Ensuring Robust Safety and Power Management
Safety is paramount for industrial robots. An E-stop board manages critical functions. It controls main power contactors. Motor brakes are also released by it. Servo drive activation is handled securely. All external safety inputs connect here. These include enable switches and E-stop buttons. A two-channel wiring ensures redundancy. No critical functions rely on software. This increases reliability significantly. Redundant relays are used for control. Imagine a single point of failure. The dual-channel design prevents this.
Additional safety measures were implemented. Lidar scanners define safety zones. These create virtual “vertical walls.” If an object enters a zone, the robot stops. These are safety-rated industrial devices. They perform constant self-checks. Errors are detected quickly. Bypassing these scanners is controlled. A specific sequence of button presses is needed. This bypass is also temporary. This prevents accidental prolonged deactivation. It ensures safety during necessary interventions for the industrial robot controller.

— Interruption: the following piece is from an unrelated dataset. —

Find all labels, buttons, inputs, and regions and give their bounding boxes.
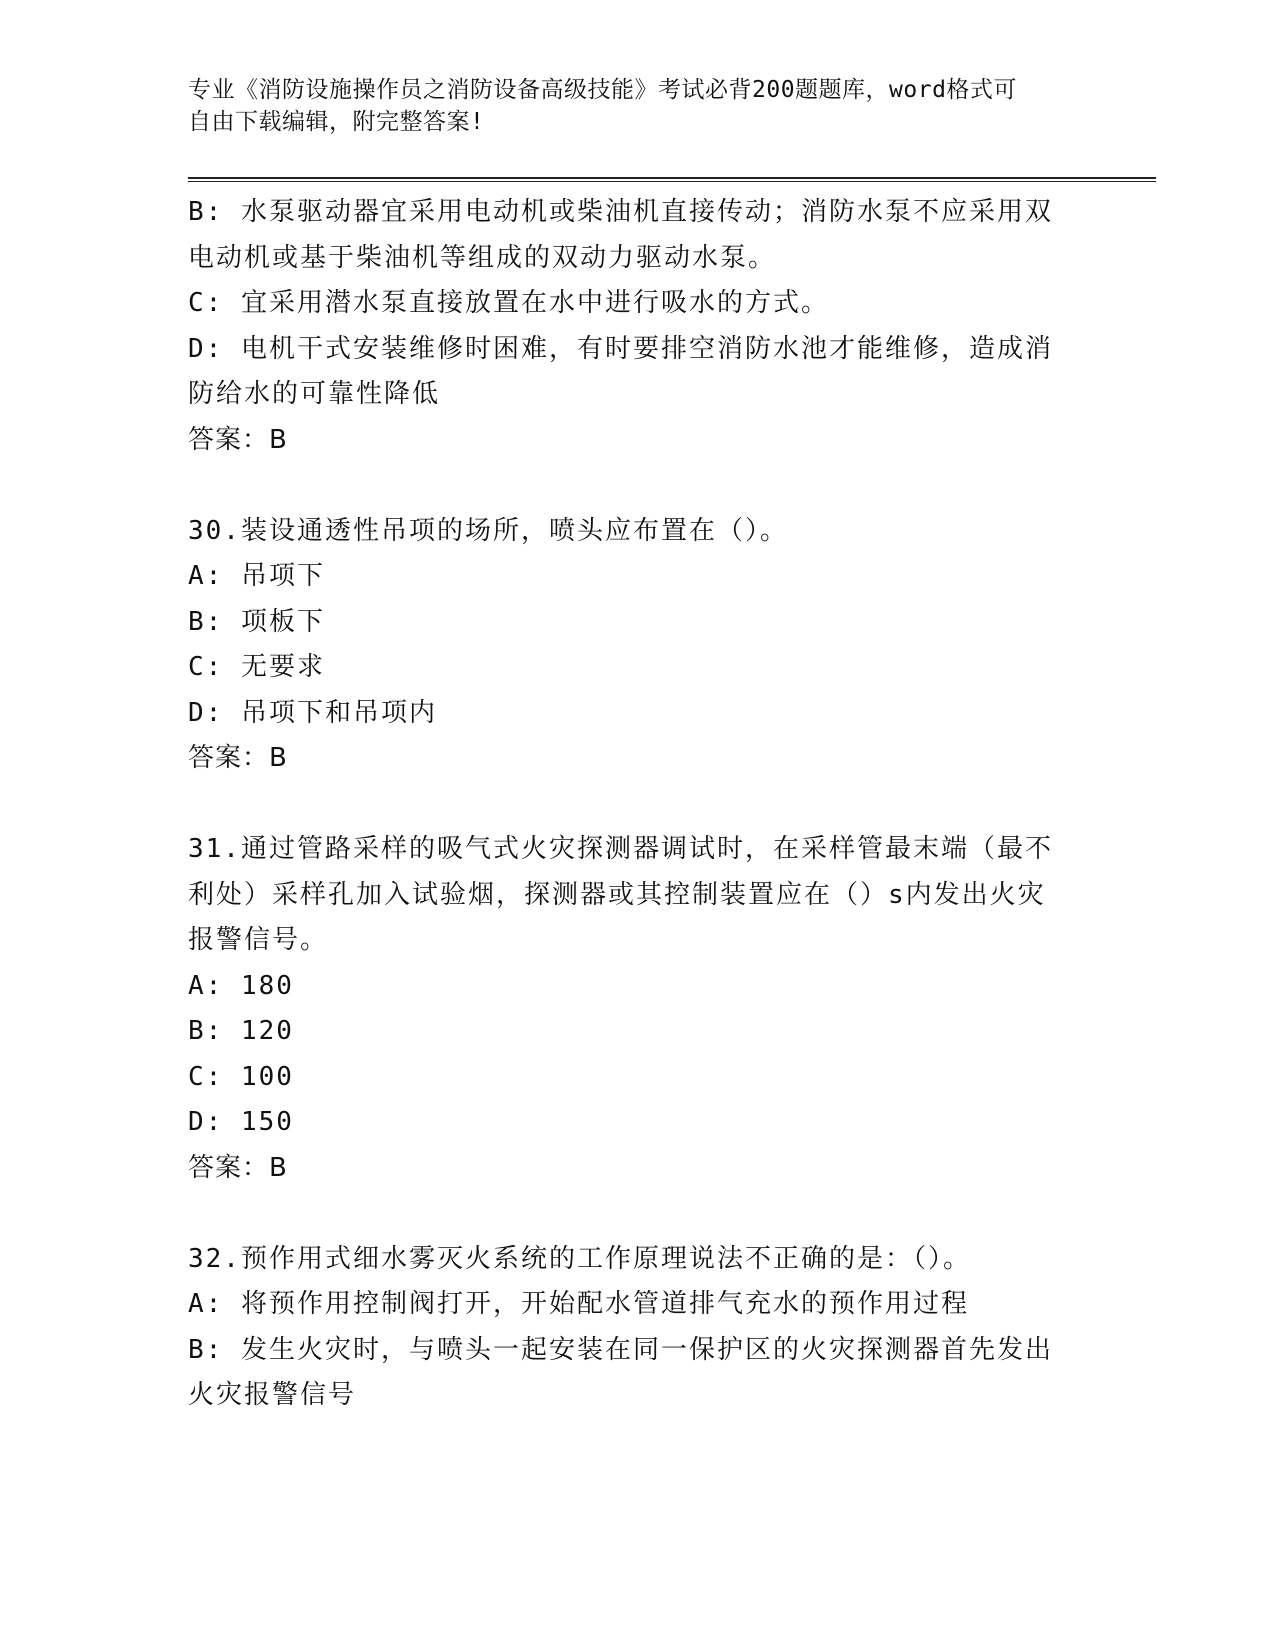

Advanced Power Systems with PFC Drive
The power system includes a PFC drive. This drive regulates input current. It filters power through a line reactor. Excess energy is sent to brake resistors. This prevents voltage spikes when the robot decelerates. Power factor correction optimizes efficiency. It aligns input current with AC voltage. This ensures best performance. The PFC drive can even boost voltage. A 120-volt input can be converted. This allows running motors at full speed. This drive also supports regenerative braking. Energy can be sent back to the grid. This reduces heat dissipation.
Precharging is managed upon startup. Isolation and precharge contactors close first. Resistors limit inrush current. The PFC drive then builds DC voltage. Once a safe level is reached, main contactors close. The precharge contactor then opens. Troubleshooting this system required effort. Initial errors related to phase current sensing appeared. This was found to be due to complex interactions. The drive’s internal checks were temporarily adjusted. This ensured timely completion for exhibition. The project highlights the complexities of developing a robust, open-source industrial robot controller, a testament to what is achievable with salvaged machinery.

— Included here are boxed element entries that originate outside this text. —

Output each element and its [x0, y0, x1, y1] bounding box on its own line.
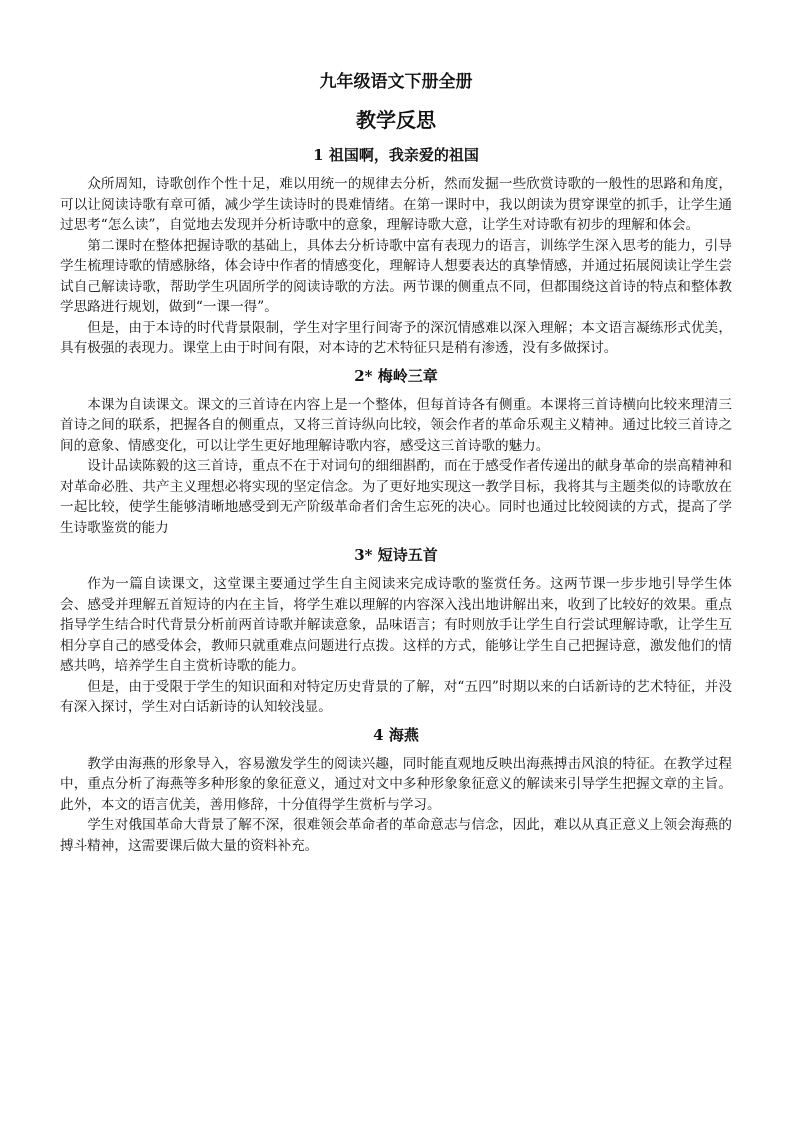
- paragraph: 设计品读陈毅的这三首诗，重点不在于对词句的细细斟酌，而在于感受作者传递出的献身革命的崇高精神和对革命必胜、共产主义理想必将实现的坚定信念。为了更好地实现这一教学目标，我将其与主题类似的诗歌放在一起比较，使学生能够清晰地感受到无产阶级革命者们舍生忘死的决心。同时也通过比较阅读的方式，提高了学生诗歌鉴赏的能力: [60, 458, 732, 536]
- paragraph: 但是，由于受限于学生的知识面和对特定历史背景的了解，对“五四”时期以来的白话新诗的艺术特征，并没有深入探讨，学生对白话新诗的认知较浅显。: [60, 678, 732, 715]
- paragraph: 但是，由于本诗的时代背景限制，学生对字里行间寄予的深沉情感难以深入理解；本文语言凝练形式优美，具有极强的表现力。课堂上由于时间有限，对本诗的艺术特征只是稍有渗透，没有多做探讨。: [60, 319, 732, 356]
- section-1: [60, 144, 732, 359]
- paragraph: 众所周知，诗歌创作个性十足，难以用统一的规律去分析，然而发掘一些欣赏诗歌的一般性的思路和角度，可以让阅读诗歌有章可循，减少学生读诗时的畏难情绪。在第一课时中，我以朗读为贯穿课堂的抓手，让学生通过思考“怎么读”，自觉地去发现并分析诗歌中的意象，理解诗歌大意，让学生对诗歌有初步的理解和体会。: [60, 176, 732, 233]
- paragraph: 作为一篇自读课文，这堂课主要通过学生自主阅读来完成诗歌的鉴赏任务。这两节课一步步地引导学生体会、感受并理解五首短诗的内在主旨，将学生难以理解的内容深入浅出地讲解出来，收到了比较好的效果。重点指导学生结合时代背景分析前两首诗歌并解读意象，品味语言；有时则放手让学生自行尝试理解诗歌，让学生互相分享自己的感受体会，教师只就重难点问题进行点拨。这样的方式，能够让学生自己把握诗意，激发他们的情感共鸣，培养学生自主赏析诗歌的能力。: [60, 576, 732, 674]
- paragraph: 本课为自读课文。课文的三首诗在内容上是一个整体，但每首诗各有侧重。本课将三首诗横向比较来理清三首诗之间的联系，把握各自的侧重点，又将三首诗纵向比较，领会作者的革命乐观主义精神。通过比较三首诗之间的意象、情感变化，可以让学生更好地理解诗歌内容，感受这三首诗歌的魅力。: [60, 396, 732, 454]
- paragraph: 教学由海燕的形象导入，容易激发学生的阅读兴趣，同时能直观地反映出海燕搏击风浪的特征。在教学过程中，重点分析了海燕等多种形象的象征意义，通过对文中多种形象象征意义的解读来引导学生把握文章的主旨。此外，本文的语言优美，善用修辞，十分值得学生赏析与学习。: [60, 755, 732, 813]
- document-body: [60, 70, 732, 856]
- document-subtitle: 教学反思: [356, 108, 436, 132]
- section-title: 3* 短诗五首: [354, 546, 438, 564]
- section-3: [60, 544, 732, 718]
- section-title: 1 祖国啊，我亲爱的祖国: [313, 146, 479, 164]
- paragraph: 第二课时在整体把握诗歌的基础上，具体去分析诗歌中富有表现力的语言，训练学生深入思考的能力，引导学生梳理诗歌的情感脉络，体会诗中作者的情感变化，理解诗人想要表达的真挚情感，并通过拓展阅读让学生尝试自己解读诗歌，帮助学生巩固所学的阅读诗歌的方法。两节课的侧重点不同，但都围绕这首诗的特点和整体教学思路进行规划，做到“一课一得”。: [60, 237, 732, 315]
- section-4: [60, 724, 732, 857]
- section-title: 4 海燕: [373, 725, 419, 744]
- paragraph: 学生对俄国革命大背景了解不深，很难领会革命者的革命意志与信念，因此，难以从真正意义上领会海燕的搏斗精神，这需要课后做大量的资料补充。: [60, 817, 732, 854]
- section-title: 2* 梅岭三章: [354, 366, 438, 385]
- document-title: 九年级语文下册全册: [319, 72, 473, 92]
- section-2: [60, 365, 732, 539]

Probing the $200 Robot and Its Random Overlords
What is the main idea behind this robot project?
The project focuses on acquiring expensive industrial robots cheaply and then building a new open-source controller to make them work again. This allows people to use powerful robots without the high cost of new equipment.
Why would someone buy an old, cheap industrial robot?

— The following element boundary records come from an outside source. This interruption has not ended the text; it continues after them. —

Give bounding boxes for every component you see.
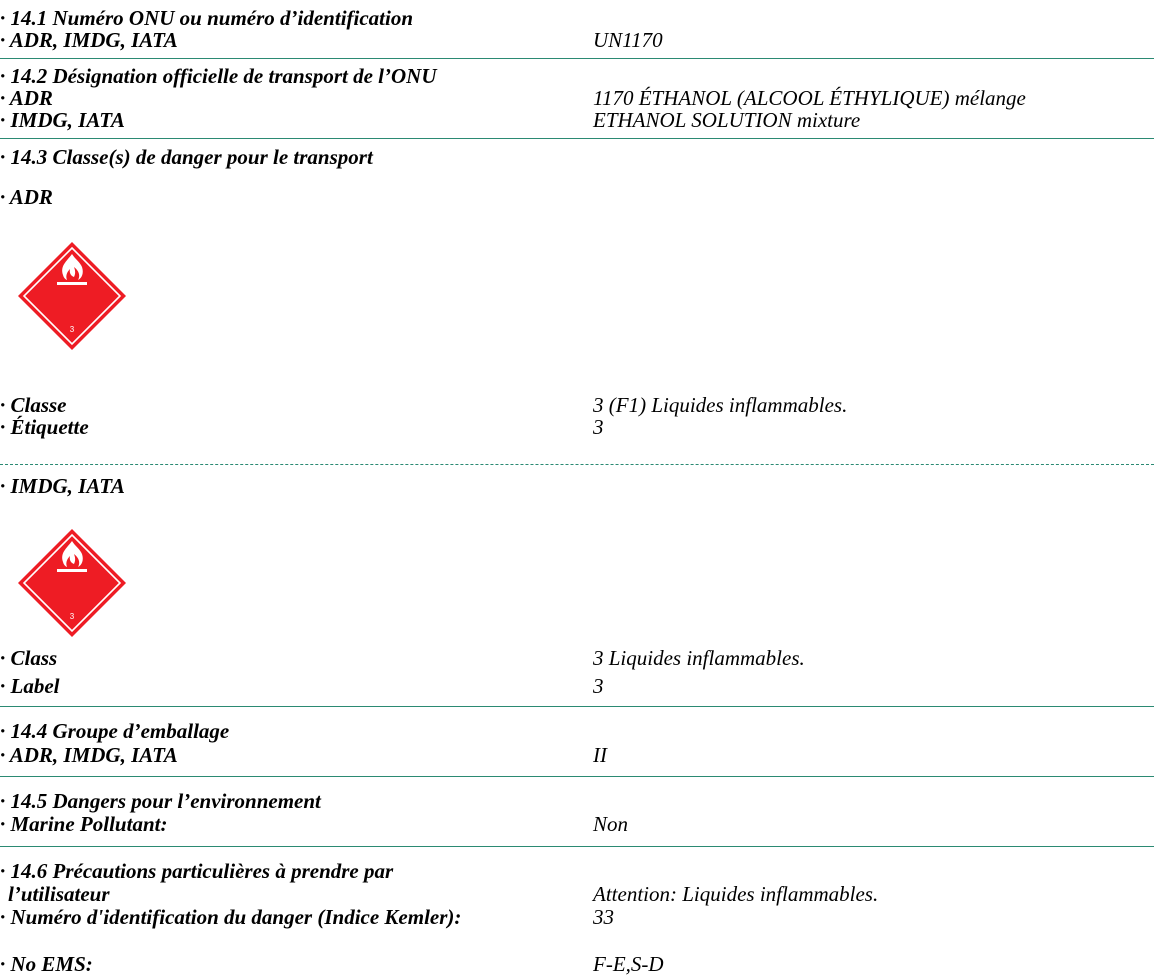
imdg-heading: · IMDG, IATA (0, 474, 125, 498)
imdg-label-value: 3 (593, 674, 604, 698)
section-divider (0, 776, 1154, 777)
adr-designation-label: · ADR (0, 86, 53, 110)
section-divider (0, 846, 1154, 847)
adr-label-label: · Étiquette (0, 415, 89, 439)
adr-class-value: 3 (F1) Liquides inflammables. (593, 393, 848, 417)
kemler-value: 33 (593, 905, 614, 929)
packing-group-label: · ADR, IMDG, IATA (0, 743, 178, 767)
special-precautions-value: Attention: Liquides inflammables. (593, 882, 879, 906)
section-14-3-title: · 14.3 Classe(s) de danger pour le transport (0, 145, 373, 169)
packing-group-value: II (593, 743, 607, 767)
section-14-2-title: · 14.2 Désignation officielle de transport de l’ONU (0, 64, 437, 88)
subsection-divider (0, 464, 1154, 465)
marine-pollutant-value: Non (593, 812, 629, 836)
pictogram-class-number: 3 (69, 325, 75, 334)
pictogram-class-number: 3 (69, 612, 75, 621)
imdg-designation-value: ETHANOL SOLUTION mixture (593, 108, 861, 132)
section-divider (0, 138, 1154, 139)
adr-label-value: 3 (593, 415, 604, 439)
imdg-class-value: 3 Liquides inflammables. (593, 646, 805, 670)
section-14-6-title: · 14.6 Précautions particulières à prendre par (0, 859, 394, 883)
un-number-value: UN1170 (593, 28, 663, 52)
ems-value: F-E,S-D (593, 952, 664, 976)
kemler-label: · Numéro d'identification du danger (Indice Kemler): (0, 905, 462, 929)
marine-pollutant-label: · Marine Pollutant: (0, 812, 168, 836)
ems-label: · No EMS: (0, 952, 93, 976)
adr-class-label: · Classe (0, 393, 67, 417)
adr-heading: · ADR (0, 185, 53, 209)
flammable-liquid-class3-diamond-icon (16, 527, 128, 639)
section-divider (0, 706, 1154, 707)
section-14-4-title: · 14.4 Groupe d’emballage (0, 719, 230, 743)
imdg-class-label: · Class (0, 646, 58, 670)
section-14-1-title: · 14.1 Numéro ONU ou numéro d’identification (0, 6, 414, 30)
imdg-label-label: · Label (0, 674, 60, 698)
section-14-5-title: · 14.5 Dangers pour l’environnement (0, 789, 321, 813)
section-14-6-title-continued: l’utilisateur (8, 882, 110, 906)
adr-designation-value: 1170 ÉTHANOL (ALCOOL ÉTHYLIQUE) mélange (593, 86, 1026, 110)
un-number-label: · ADR, IMDG, IATA (0, 28, 178, 52)
imdg-designation-label: · IMDG, IATA (0, 108, 125, 132)
flammable-liquid-class3-diamond-icon (16, 240, 128, 352)
section-divider (0, 58, 1154, 59)
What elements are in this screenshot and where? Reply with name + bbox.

Old industrial robots can be bought for a tiny fraction of their original price, offering a significant opportunity for affordable automation. Factories often discard machines with minor issues, creating a surplus market.
What is the custom ‘open-source robot controller’ mentioned in the article?
It’s a newly designed electronic system that acts as the robot’s brain, built to be flexible and compatible with many different industrial robots. It uses a special chip called a Zynq 7020, which combines a CPU and an FPGA for powerful control.
How does the project ensure the robot is safe to use?
Safety is a top priority, with a dedicated E-stop board that manages critical functions like power and motor brakes. Lidar scanners also create virtual safety zones, stopping the robot if anything enters them.